In balance, doing my best at the teaching job leaves scarce little time to run my business, and exactly zero time to pursue any other creative projects. This is why I have not made a single Gameshelf post since the semester began, and why I have attended almost no gatherings of the local game-studies and game-development groups. I balm any frustration about this by looking at the teaching as filling my creative-project slot, which does make sense - but that also provides an even stronger argument to draw the project to a close, rather than continue doing it indefinitely. (In this light, I do look forward to writing up my experience next month, including all the written class materials I developed; a contribution both to my successor in this position and to the world at large.)

Other problems are specific to this class, and the largest struck on day one. After I agreed to lead three weekly sections of 20 students each, the school decided to increase the cap of the popular class, so that I ended up with section sizes closer to 40. This makes for a very different, and I'd argue lesser, experience for both student and teacher, especially for a class that was supposed to be a highly interactive games lab. Once the honeymoon ended and the reality of the scaling problems I now faced dawned on me, I became upset enough to write a resignation letter before September ended, though I was willing to ride out the semester. So that's what I've been doing.

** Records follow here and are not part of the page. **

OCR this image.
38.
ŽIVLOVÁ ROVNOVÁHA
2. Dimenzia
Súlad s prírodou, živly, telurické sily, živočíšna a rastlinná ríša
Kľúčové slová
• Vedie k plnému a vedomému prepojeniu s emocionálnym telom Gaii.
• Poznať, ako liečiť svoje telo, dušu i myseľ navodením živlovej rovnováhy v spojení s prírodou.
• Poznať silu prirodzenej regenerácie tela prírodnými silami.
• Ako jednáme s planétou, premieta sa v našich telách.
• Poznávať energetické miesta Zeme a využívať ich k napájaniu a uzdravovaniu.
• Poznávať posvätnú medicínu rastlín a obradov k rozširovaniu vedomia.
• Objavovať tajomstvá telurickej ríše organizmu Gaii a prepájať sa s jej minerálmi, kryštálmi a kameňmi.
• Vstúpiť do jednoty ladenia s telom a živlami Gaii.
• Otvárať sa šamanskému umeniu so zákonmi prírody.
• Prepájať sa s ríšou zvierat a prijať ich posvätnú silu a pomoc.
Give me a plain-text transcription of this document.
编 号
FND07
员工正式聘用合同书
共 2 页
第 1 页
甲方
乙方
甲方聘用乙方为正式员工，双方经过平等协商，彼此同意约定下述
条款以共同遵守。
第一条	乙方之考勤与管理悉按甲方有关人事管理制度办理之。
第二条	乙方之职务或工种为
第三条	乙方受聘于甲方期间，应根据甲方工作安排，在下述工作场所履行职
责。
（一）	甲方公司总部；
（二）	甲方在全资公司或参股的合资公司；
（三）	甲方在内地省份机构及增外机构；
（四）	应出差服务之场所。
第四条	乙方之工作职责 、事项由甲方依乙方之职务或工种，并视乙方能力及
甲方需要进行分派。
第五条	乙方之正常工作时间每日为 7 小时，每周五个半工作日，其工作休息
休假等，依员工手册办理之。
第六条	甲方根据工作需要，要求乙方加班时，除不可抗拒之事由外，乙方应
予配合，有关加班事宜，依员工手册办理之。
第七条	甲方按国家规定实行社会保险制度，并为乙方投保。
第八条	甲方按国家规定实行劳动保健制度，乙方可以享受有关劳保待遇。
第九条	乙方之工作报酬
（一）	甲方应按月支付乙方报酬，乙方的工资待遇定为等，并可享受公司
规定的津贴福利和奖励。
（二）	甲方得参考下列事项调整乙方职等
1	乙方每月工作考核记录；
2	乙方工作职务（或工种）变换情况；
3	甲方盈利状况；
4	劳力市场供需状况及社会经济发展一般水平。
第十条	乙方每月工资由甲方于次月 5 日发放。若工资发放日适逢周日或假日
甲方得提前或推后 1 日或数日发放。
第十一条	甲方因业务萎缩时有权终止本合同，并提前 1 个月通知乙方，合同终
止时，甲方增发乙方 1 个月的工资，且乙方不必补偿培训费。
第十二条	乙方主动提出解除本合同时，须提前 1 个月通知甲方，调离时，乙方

Before September, when I was very excited to start this job, I often said to friends "If I'm not terrible at it and I don't hate it, I'd consider a new career." Well, I don't think I'm terrible at teaching - the right proportion of students seem to be digging it, one teacher-pal who visited thought I was doing just fine, and the program is already inviting me to return to teach other classes. But it is a terrible fit. And while I certainly wouldn't say I hate the job, one close friend suggests that I do hate the fact of being wrong about how much I'd love it, which I'll allow.

So: all that. I've six more class meetings spread over the next three weeks, and then back to life. The last three months have felt like nine, just from the sheer amount of novel challenges they've held, and there ain't nuthin wrong with that.